L’aspiration utopique est une constante anthropologique. Les hommes ont toujours rêvé et imaginé des sociétés de rechange, que cet esprit d’utopie soit resté à l’état onirique, cantonné dans de volumineux pavés écrits, ou qu’il se soit concrètement réalisé, notamment dans l’ordre politique ou économique. Les utopies d’entreprises ou les entreprises utopiques sont de cette dernière nature. Telle la « vieille taupe » de Karl Marx, elles ressurgissent régulièrement des sous-sols de l’histoire, notamment dans la retombée des grandes révolutions, des crises sociales radicales ou des périodes d’anomie où les sociétés se mettent à douter de leurs principes organisateurs. D’où leur faculté organique de résistance et de contestation de l’ordre dominant, mais aussi la grande diversité de leurs formes à travers l’histoire. S’agissant des utopies de l’organisation productive, seules seront évoquées ici celles portées par des entrepreneurs ou des patrons socialisants, en laissant de côté tout un pan de l’histoire pas moins abondant des utopies émancipatrices réalisées par les travailleurs eux-mêmes. Dans ce foisonnement des utopies patronales modernes qu’on devrait aussi appeler les « utopies par le haut », on peut distinguer trois grands foyers emblématiques.
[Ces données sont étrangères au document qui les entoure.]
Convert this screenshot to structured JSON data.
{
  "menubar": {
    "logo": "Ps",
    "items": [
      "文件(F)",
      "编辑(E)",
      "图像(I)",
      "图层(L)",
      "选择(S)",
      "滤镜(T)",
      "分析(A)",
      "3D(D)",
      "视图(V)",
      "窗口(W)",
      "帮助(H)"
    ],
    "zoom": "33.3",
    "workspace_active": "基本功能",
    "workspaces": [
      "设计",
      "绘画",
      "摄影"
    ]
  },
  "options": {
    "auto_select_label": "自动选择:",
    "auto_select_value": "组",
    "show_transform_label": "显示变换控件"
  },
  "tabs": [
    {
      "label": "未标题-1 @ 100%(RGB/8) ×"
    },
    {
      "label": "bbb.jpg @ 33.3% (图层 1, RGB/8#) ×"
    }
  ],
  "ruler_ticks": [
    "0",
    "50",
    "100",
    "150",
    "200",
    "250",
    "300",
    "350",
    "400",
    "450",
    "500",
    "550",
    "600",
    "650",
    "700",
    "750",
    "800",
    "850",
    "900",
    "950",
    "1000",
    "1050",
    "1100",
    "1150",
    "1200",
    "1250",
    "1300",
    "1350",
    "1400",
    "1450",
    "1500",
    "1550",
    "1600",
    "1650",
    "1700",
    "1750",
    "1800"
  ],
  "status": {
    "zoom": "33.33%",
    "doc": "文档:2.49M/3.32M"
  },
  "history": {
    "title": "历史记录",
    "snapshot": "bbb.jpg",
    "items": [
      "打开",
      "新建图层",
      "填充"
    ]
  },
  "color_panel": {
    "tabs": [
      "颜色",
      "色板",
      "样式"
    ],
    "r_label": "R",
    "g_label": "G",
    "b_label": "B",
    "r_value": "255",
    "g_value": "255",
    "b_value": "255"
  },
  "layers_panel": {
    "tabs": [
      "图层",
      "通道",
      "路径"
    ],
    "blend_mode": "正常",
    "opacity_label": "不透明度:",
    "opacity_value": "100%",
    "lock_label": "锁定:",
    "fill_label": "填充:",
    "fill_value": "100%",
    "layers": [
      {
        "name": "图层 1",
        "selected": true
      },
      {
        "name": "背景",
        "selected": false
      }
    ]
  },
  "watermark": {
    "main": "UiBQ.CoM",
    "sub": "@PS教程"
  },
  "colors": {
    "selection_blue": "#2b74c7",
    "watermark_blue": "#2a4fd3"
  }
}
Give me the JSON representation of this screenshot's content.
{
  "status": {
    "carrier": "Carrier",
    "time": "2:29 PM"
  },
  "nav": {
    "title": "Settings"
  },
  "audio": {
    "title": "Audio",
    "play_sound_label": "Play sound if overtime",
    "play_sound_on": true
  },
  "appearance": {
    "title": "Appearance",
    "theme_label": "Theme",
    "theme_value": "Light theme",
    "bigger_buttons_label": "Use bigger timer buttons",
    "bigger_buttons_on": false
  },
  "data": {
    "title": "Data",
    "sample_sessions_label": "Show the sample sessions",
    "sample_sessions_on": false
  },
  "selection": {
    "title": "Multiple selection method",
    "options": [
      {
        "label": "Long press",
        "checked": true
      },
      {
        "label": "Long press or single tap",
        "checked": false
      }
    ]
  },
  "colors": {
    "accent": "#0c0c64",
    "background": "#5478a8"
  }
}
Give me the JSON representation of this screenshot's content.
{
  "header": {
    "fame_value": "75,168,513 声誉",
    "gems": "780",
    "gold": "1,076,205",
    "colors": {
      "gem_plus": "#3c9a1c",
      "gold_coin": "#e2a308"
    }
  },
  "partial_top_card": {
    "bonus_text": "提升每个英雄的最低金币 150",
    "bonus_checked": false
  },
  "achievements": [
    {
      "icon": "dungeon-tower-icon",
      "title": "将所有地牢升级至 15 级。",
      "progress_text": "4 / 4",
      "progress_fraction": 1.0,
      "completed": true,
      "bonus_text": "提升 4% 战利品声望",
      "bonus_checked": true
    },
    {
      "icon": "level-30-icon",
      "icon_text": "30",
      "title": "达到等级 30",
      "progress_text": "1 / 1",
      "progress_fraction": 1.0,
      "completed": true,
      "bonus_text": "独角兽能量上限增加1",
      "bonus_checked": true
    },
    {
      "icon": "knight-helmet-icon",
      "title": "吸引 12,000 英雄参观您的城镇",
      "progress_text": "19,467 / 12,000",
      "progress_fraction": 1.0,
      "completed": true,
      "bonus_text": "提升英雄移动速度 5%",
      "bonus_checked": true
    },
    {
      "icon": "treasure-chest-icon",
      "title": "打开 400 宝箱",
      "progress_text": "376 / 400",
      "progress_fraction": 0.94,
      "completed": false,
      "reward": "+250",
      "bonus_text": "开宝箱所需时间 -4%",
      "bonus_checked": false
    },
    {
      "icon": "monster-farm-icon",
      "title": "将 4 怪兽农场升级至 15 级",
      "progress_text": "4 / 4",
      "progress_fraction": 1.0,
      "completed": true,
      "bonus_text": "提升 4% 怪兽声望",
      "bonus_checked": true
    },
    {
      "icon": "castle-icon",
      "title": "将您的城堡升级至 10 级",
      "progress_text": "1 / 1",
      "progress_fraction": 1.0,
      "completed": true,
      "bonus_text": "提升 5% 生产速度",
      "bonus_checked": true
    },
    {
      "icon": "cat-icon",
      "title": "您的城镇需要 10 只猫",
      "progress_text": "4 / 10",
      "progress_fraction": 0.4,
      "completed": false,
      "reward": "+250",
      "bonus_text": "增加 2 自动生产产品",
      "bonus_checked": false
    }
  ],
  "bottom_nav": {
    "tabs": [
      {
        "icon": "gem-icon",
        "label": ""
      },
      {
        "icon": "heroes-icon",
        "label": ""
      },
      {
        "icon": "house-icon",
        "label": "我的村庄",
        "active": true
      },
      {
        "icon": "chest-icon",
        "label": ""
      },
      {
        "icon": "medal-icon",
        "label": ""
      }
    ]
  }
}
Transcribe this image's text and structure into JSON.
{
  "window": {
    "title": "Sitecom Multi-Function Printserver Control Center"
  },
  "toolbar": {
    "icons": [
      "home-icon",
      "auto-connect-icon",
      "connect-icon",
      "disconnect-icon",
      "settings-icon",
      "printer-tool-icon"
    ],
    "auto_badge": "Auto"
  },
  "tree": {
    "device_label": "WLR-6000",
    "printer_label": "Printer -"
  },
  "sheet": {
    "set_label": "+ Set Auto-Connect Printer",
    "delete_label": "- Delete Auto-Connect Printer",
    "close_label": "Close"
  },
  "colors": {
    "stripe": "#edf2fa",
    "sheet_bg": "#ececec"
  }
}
1. Les utopies socialisantes
Portées par les grandes utopies sociales du 19e siècle, des mouvements sociétaires, solidaristes et coopératifs, elles sont dirigées vers la lutte contre les inégalités et l’émancipation éducative des plus déshérités. Robert Owen (1771-1858) en est la figure emblématique. Fils d’un quincaillier, il rachète en 1707 à son beau-père l’une des plus grandes filatures de la région de Glasgow dans le but de transformer radicalement son organisation. Il est convaincu avant l’heure que c’est la communauté qui détermine le comportement des individus plutôt que leur soi-disant personnalité. Si on veut bénéficier de leur engagement, il faut donc mettre en place des conditions de vie décentes, respectueuses et plus équitables. C’est ce qu’il fait sur le site industriel de New Lanark qu’il transforme en village coopératif en offrant à ses employé(e)s des rémunérations plus importantes et des conditions de travail très en avance sur son époque. Il réduit le temps de travail et l’âge minimum des ouvriers, et crée plusieurs écoles où chaque enfant peut bénéficier de soins vigilants et d’une attention bienveillante ; écoles qu’il transforme, le soir, en centres de formation, de dialogue et de loisirs pour adultes. On pourrait également évoquer Jean-Baptiste André Godin (1817-1888). Sensible aux idées du philosophe Charles Fourier qu’il a découvert en 1842, il décide de mettre sa fortune au service du bien commun en créant, autour de son usine de Guise, un espace social alternatif à la société bourgeoise capitaliste : le familistère. Outre des logements de fonction, des lavoirs et des magasins d’approvisionnement réservés aux ouvriers de ses fabriques, il crée une école obligatoire et gratuite, un théâtre, une piscine et une bibliothèque. La construction du familistère de Guise s’étend de 1859 à 1884. Au cours de cette période, l’activité de la manufacture se développe considérablement pour employer jusqu’à 1 500 personnes.